Furthest Right

Two layers of means versus ends

As our political parties prepare to reverse poles, with the Republicans going more libertarian individualist, and Democrats going more centralized moral activist, discussion proliferates on the question: what really are the differences between conservatives and liberals?

I’d posit this: there’s two layers, both involving a means-ends argument.

  1. Conservatives believe individuals are the means to a civilization, where liberals believe civilization is the means toward individuals.
  2. In turn, conservatives believe that a healthy meritocratic civilization is the best means toward individuals; liberals believe that working toward the end of individuals provides the best civilization.

You could see these two like opposite strokes of a cycle, since they both arrive in the same place, which is uniting individuals to a civilization through collective benefit. However, on the conservative side, there is not a sense of unquestioning inclusivity; the individual must work within the civilization to benefit the civilization to benefit all individuals, and for the ones outside the scope of this civilization’s values, that benefit may include exile or removal.

All civilizations to some degree believe in this principle; whether you jail a murderer for life or kill him, you’re removing him from society and preventing him from reproducing. Unnatural natural selection, or simply, civilization defining the environment and thus who survives?

While Democrats are on a spectrum stretching from European free-market enhanced socialism to anarchy and Communism, and Republicans are on a spectrum spanning free market Social Darwinism to National Socialism, the principle remains the same: in one, the civilization is the means to the end of its people; in the other, the people are the means to the end of the civilization as a whole.

In this there’s a fascinating concept, that of treating civilization as a body with many specialized roles for its cells, without which the cells could not exist. You may be a streetcleaner in this civilization, but you’ve got a support network. The liberal view, on the other hand, as Michel Houellbecq pointed out in his great novel “Atomised,” is that of an independent particle, a body in itself — as if the civilization did not exist, except to provide stores, roads and television.
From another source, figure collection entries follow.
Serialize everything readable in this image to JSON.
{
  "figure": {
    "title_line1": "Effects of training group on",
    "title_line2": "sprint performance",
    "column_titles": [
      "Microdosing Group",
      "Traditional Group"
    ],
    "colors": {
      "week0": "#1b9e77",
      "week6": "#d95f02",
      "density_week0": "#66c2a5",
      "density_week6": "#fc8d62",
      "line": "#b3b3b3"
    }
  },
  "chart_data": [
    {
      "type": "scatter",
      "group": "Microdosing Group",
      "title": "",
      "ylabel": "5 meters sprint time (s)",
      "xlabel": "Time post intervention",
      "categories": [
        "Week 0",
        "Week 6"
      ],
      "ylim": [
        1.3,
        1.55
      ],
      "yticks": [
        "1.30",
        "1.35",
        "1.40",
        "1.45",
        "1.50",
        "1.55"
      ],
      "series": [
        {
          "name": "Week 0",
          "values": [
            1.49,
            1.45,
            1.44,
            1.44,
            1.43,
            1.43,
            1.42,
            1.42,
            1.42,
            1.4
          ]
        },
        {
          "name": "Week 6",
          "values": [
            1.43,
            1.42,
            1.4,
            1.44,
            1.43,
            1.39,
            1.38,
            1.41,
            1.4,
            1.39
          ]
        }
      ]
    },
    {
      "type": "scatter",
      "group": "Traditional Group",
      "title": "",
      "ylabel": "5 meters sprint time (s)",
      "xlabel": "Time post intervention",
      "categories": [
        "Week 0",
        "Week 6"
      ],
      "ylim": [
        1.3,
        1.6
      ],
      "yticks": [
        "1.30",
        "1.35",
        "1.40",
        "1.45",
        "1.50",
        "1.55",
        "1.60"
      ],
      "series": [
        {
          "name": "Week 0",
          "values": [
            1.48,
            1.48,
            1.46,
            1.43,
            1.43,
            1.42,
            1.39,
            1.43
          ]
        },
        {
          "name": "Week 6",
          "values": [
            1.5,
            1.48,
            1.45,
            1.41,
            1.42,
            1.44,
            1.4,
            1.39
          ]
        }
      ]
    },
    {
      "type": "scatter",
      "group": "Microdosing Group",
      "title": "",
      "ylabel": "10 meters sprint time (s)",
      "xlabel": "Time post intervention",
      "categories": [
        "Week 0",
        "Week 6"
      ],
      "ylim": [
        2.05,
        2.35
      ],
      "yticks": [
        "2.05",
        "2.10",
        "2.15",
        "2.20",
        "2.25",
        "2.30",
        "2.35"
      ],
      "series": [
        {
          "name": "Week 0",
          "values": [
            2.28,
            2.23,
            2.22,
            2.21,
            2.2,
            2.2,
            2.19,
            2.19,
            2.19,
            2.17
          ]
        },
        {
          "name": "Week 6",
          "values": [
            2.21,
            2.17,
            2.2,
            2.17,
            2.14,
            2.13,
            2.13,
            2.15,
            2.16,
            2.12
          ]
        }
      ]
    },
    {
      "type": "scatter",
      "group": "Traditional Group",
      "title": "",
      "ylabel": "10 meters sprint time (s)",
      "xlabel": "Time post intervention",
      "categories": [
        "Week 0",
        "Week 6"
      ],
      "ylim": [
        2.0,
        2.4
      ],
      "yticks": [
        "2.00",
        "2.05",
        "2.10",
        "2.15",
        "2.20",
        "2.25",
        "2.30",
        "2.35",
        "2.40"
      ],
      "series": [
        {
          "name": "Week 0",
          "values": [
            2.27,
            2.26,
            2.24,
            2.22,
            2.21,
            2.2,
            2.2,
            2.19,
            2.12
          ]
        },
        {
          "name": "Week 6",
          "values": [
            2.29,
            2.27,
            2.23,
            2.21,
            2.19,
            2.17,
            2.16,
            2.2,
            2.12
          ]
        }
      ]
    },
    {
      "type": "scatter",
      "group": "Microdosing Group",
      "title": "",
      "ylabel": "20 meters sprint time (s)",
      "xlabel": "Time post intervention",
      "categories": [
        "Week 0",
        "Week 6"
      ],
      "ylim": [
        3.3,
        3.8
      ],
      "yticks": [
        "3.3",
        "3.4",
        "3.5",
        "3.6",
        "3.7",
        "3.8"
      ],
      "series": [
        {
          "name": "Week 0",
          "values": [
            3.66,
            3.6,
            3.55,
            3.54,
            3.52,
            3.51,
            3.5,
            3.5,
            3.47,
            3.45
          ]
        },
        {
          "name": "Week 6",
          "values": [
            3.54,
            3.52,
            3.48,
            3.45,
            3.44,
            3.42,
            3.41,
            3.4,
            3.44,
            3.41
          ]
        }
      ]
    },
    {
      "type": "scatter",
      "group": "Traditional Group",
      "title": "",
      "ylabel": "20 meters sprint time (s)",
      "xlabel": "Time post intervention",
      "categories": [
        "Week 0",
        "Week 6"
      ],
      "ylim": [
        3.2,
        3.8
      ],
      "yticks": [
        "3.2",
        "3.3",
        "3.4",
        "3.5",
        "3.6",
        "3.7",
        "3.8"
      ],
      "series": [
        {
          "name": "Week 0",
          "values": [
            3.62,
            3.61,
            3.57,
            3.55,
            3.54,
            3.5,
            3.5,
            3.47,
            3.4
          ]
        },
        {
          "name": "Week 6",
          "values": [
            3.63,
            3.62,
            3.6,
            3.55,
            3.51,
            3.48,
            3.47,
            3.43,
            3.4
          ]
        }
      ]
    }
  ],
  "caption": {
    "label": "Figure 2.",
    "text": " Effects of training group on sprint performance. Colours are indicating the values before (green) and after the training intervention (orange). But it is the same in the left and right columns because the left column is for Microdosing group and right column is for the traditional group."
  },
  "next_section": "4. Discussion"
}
It’s an interesting divide. On one hand, the idea of being autonomous, free, unique and dependent on nothing appeals to us; on the other hand, we want the advantages of civilization for which we necessarily trade some liberty and solipsism: the infrastructure, the culture, and the support network.

My guess is that those who have experience with leadership, engineering and design of a structural sort tend toward the conservative as a result. Build a great civilization, and great people can rise — on the other end of the cycle, you need to reward the good and remove the bad for that to happen.

This realization is a far cry from the mainstream drivel that separates left and right on methods. Obviously, that’s false, as we’ve had both left and right authoritarian governments. In fact, we don’t even know authoritarianism is so bad, since knowing that our fellow citizens like to buy junky products and then throw them out, litter, vote for morons and carve up acres of rainforest for a cheaper hamburgers makes us distrust this disunited autonomy that rewards the individual at the expense of civilization itself.

When New Righters talk about the “organic civilization,” they’re speaking of the civilization as a body, and individuals as cells. While this doesn’t feel as good as seeing ourselves as autonomous nations within a nation, it’s also more realistic and instead of denying the limits of our autonomy — and our mortality — it gives us a context in which we may shine.